Having a bit of extra time and emboldened by Mom’s easy-going attitude, I asked our driver to take the roller-coaster road to Bossou. Endangered chimps known to use stone tools lurk in Boussou’s bush, and I wasn’t going to leave the area without seeing something wilder than a grape.
Mom had to stop and pee in the bushes every few bumps; our prissy guide complained of a backache from the road; the driver wasn’t saying a word. We got stopped at a checkpoint and mom asked me if I saw the rifle-looking thing they packed in with the water. I assured her it was just a heat-induced mirage.
Every minute I felt more ashamed and regretful: what kind of a daughter was I, torturing my mother’s bladder in such an extreme fashion?
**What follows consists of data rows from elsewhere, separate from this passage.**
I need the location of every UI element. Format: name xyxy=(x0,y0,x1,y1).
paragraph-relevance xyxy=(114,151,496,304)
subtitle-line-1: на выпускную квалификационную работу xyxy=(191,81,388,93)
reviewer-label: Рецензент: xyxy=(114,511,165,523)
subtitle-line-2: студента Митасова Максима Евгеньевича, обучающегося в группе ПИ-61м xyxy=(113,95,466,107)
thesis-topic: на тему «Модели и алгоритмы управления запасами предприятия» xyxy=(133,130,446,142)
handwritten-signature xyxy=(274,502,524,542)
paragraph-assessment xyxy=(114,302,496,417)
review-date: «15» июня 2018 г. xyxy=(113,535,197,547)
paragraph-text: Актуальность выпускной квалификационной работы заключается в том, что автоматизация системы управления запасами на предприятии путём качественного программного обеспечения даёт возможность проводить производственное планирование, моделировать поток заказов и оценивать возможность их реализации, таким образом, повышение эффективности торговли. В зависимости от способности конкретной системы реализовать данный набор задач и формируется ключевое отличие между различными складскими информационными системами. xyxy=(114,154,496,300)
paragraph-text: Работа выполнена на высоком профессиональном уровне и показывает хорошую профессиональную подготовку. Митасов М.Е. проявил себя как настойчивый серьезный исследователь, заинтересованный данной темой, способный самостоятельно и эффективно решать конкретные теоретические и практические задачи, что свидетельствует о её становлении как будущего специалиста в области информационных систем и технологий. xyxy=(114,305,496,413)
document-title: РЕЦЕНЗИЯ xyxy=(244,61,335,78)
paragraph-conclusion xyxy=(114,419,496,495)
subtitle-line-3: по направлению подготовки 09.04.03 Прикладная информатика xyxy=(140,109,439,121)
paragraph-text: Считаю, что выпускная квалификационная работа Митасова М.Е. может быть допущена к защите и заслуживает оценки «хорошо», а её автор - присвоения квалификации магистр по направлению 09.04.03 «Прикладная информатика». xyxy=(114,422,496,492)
What would she make of my reformed adventurism now? I already knew I would have some explaining to do to my stepfather. Only a photo of the chimps juggling stone axes behind their backs could redeem this decision.
At last we reached Bossou’s chimpanzee research center. Its director took us back to his office, put out his official nameplate and ran through the customary greetings that are a prelude to any serious discussion in Africa.
“The family — ça va bien? They go well?”
“Very well, Dieu merci. This is my mother!”
“Ah, Madame! Your stay in Guinea — ça va bien?”
“Say “tres bien, merci,'”I whispered.
“Tray bien!” she answered proudly.
“And the day — it’s passing well?”
“Tres bien passé, merci. But do you think we can see the chimps?”
“Je suis désolé, mais c’est le jour du marché,”he said. “Les gens qui s’occupent de chimpanzees ne sont pas là maintenant.”
Translation: no chimps today.
Mom was nonplussed, not having expected much and worrying more about the trip back, but I was crestfallen. I had wanted things to go according to plan so badly I refused to acknowledge that the universe might not telepathically receive and carry out my wishes.
Immediately we did the road in reverse. Thankfully the rain waited until we had hit the paved roads. At this point we realized mom’s window didn’t roll up and the windshield wipers didn’t work. To his credit, our driver, runner-up to the Good Sport Award, rolled “doucement” (carefully) and put on his hazards as rain smeared across the splintered windshield. When we would hit a dry pocket, he would zoom off to try and outrun the next torrent.
We all sat in nervous silence — even our dark-skinned driver had turned white-knuckled — until we finally made it to the city limits of N’Zérékoré. Never have I been so happy to see the squalor of a third-world city.
Back in the bar of our cushy-chaired hotel, Mom and I raised glasses to another day of survival.
“Tomorrow, we’ll just go shopping and take it easy, okay??”I said.
She polished off her Skol and lit up a Cosmos. The traveler’s rule had nothing to say about local beer and cigarettes. “I suppose you’ll take me to buy some nice black-market blood diamonds?”
I shrugged and smiled sheepishly. This was not the first of our dubious adventures, and we both knew it wouldn’t be the last, not with me as a daughter.